The new $17 million chemistry research building/NMR Center will be located on the west side of campus near Owen House, which is scheduled for demolition in early May. Owen House is the current home of the Expository Writing Program, the Writing Center, the Center for Research on Culture and Literature, and the Program for Studies of Women, Gender and Sexuality. Its occupants will move to the nearby Greenhouse.
Designed by Ballinger, a Philadelphia architectural firm, the chemistry building will have a red-brick exterior and follow a Georgian style, allowing it to blend in with existing campus structures.
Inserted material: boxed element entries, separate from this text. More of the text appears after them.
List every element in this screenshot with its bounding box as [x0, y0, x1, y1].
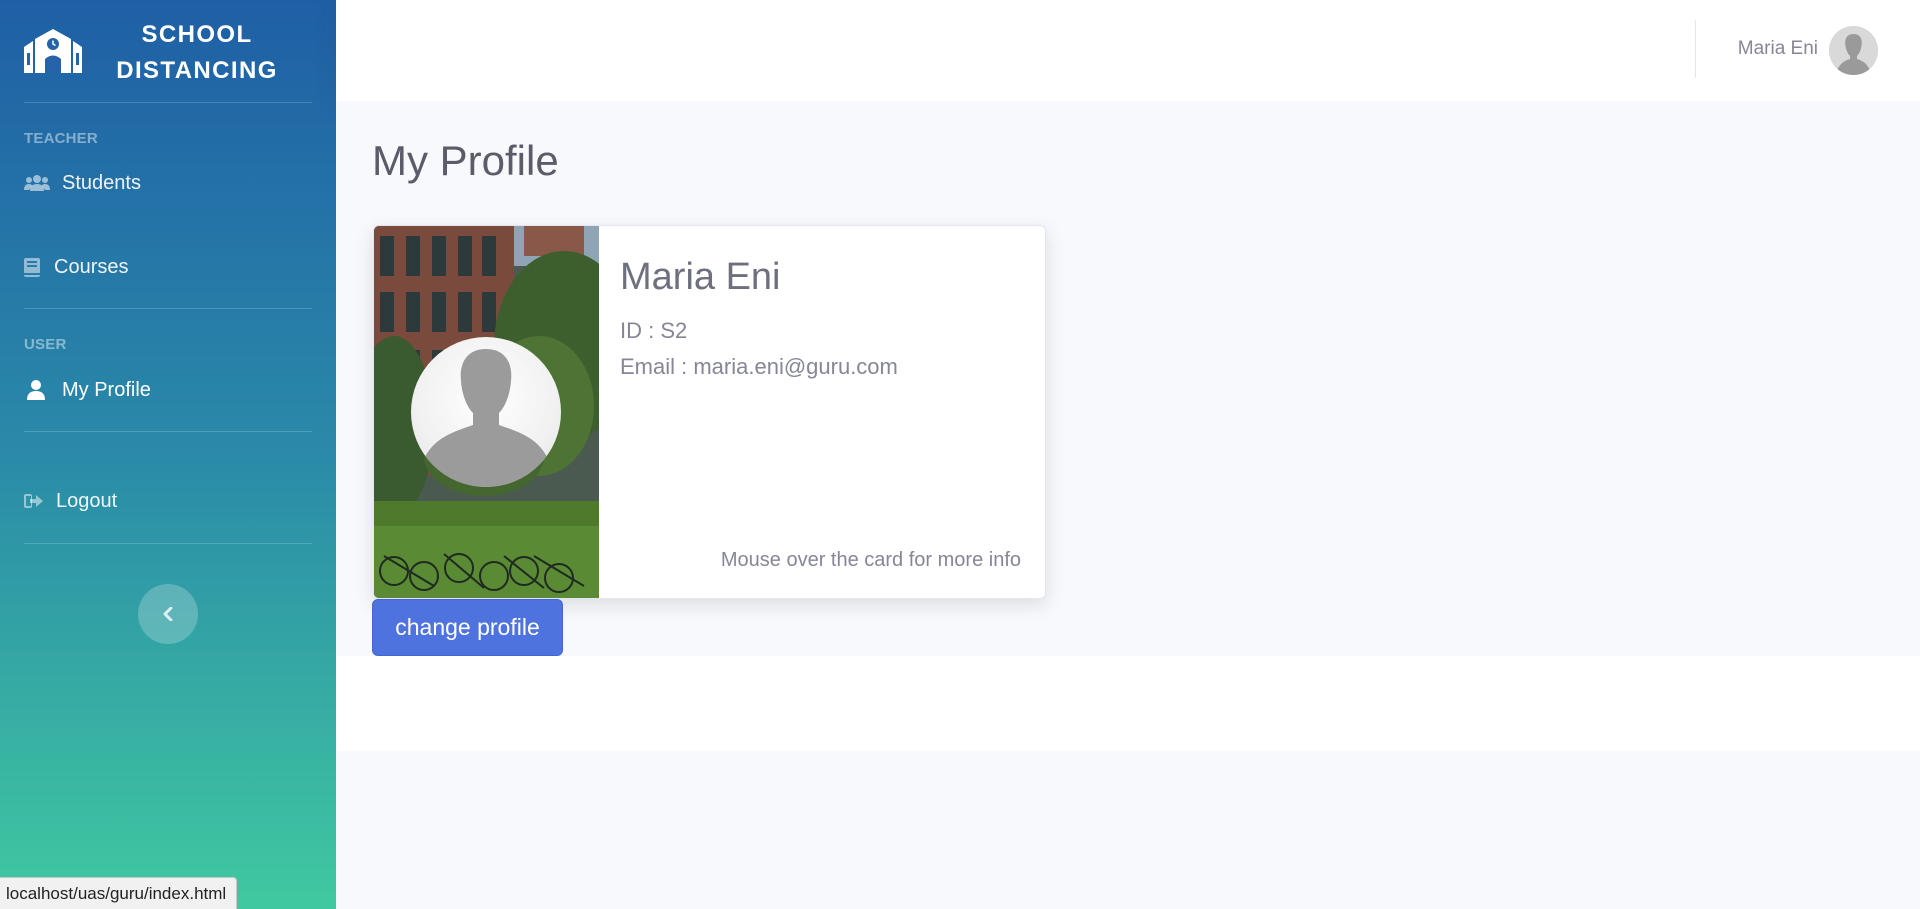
sidebar-divider [24, 543, 312, 544]
sidebar-item-students[interactable]: Students [0, 163, 336, 203]
footer [336, 656, 1920, 751]
campus-photo [374, 226, 599, 598]
sidebar-item-label: Students [62, 171, 141, 194]
school-building-icon [24, 29, 82, 73]
sidebar-item-logout[interactable]: Logout [0, 481, 336, 521]
person-silhouette-icon [423, 349, 549, 487]
sidebar-item-label: My Profile [62, 378, 151, 401]
sidebar-item-my-profile[interactable]: My Profile [0, 370, 336, 410]
profile-card-body: Maria Eni ID : S2 Email : maria.eni@guru… [620, 226, 1045, 598]
book-icon [24, 257, 42, 277]
page-title: My Profile [372, 137, 559, 184]
profile-card-hint: Mouse over the card for more info [720, 549, 1021, 571]
sidebar-item-label: Logout [56, 489, 118, 512]
sidebar-heading-teacher: TEACHER [24, 130, 98, 147]
profile-name: Maria Eni [620, 256, 781, 298]
profile-id: ID : S2 [620, 318, 688, 343]
status-bar-url: localhost/uas/guru/index.html [0, 877, 238, 909]
sign-out-icon [24, 491, 44, 511]
user-avatar[interactable] [1829, 26, 1878, 75]
sidebar-item-courses[interactable]: Courses [0, 247, 336, 287]
brand-name: SCHOOL DISTANCING [116, 21, 278, 84]
topbar-user-name[interactable]: Maria Eni [1738, 38, 1818, 60]
brand[interactable]: SCHOOL DISTANCING [0, 0, 336, 102]
profile-card[interactable]: Maria Eni ID : S2 Email : maria.eni@guru… [373, 225, 1046, 599]
sidebar-toggle-button[interactable] [138, 584, 198, 644]
user-icon [24, 380, 50, 400]
main-content: My Profile Maria Eni ID: S2 Email: mar… [336, 101, 1920, 656]
person-silhouette-icon [1829, 26, 1878, 75]
topbar-divider [1695, 20, 1696, 78]
profile-avatar [411, 337, 561, 487]
sidebar: SCHOOL DISTANCING TEACHER Students Cours… [0, 0, 336, 909]
sidebar-item-label: Courses [54, 255, 129, 278]
topbar: Maria Eni [336, 0, 1920, 101]
users-icon [24, 173, 50, 193]
profile-email: Email : maria.eni@guru.com [620, 354, 898, 379]
sidebar-heading-user: USER [24, 336, 67, 353]
change-profile-button[interactable]: change profile [372, 599, 563, 656]
chevron-left-icon [163, 607, 173, 621]
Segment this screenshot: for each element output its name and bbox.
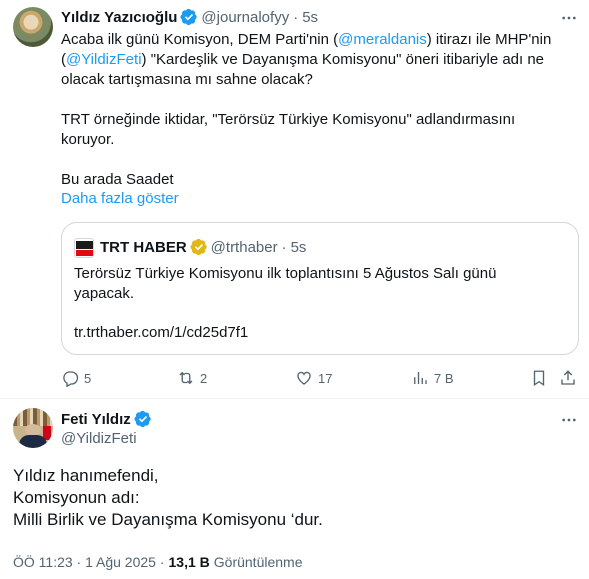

Its main wing will contain laboratory space for nine research groups, while the smaller wing will house computer labs, conference rooms and faculty and staff offices.
Dagdigian says the building's large, open floor plan and bright interior constitute significant improvements for those who use Dunning Hall.
"The way that Dunning is designed, the labs are relatively small, and it's not set up in a way that fosters interaction," Dagdigian says. "The new building will allow us to have more interactions between the various research groups."
The Nuclear Magnetic Resonance Center, which will serve faculty in the departments of Biology and Biophysics as well as Chemistry, will be located below grade to the east of the new chemistry building. Ostrander says it will be "one of the top facilities of its kind in North America."
"We will have some of the most sophisticated NMR spectrometers found anywhere," he says. Now that the Human Genome Project has reached its completion, Ostrander says, NMR facilities will be very helpful to scientists working to better understand the proteins coded for by the genome and their interactions.
John Toscano, an associate professor in the Chemistry Department, is one of the faculty who will be relocated to the new building. Toscano, whose research work involves how light is used to initiate chemical and biological reactions, says he is among a group of faculty and students counting the days to its completion.
"I would say the words are 'anxious' and 'excited,'" says Toscano, who was on the building's design and planning committee. "It is going to be a much more pleasant place to work. This is a very exciting time for the department."
In conjunction with the chemistry/NMR project, a new parking garage will be built on the north side of the Johns Hopkins Club. The two-level garage, expected to be completed by April 2003, is designed for 100 spaces.
Further west of the chemistry research building, on the opposite side of San Martin Drive, will be the new San Martin Center, to be designed by Zimmer, Gunsul, Frasca Partnership of Bethesda, Md.
The center is proposed as two structures, connected by a walkway: a roughly 75,000-square-foot building that will serve as the new home for the Carnegie Institution of Washington's Department of Embryology, and a five-level, 540-space parking garage upon which will sit a two-level structure, currently designated for office space. Carnegie's Department of Embryology, whose scientists hold joint appointments in the Department of Biology, is currently located at 115 W. University Parkway.
The San Martin Center will be constructed on the existing U-Lot. Site work is expected to begin in early fall and the facility completed in late spring 2004.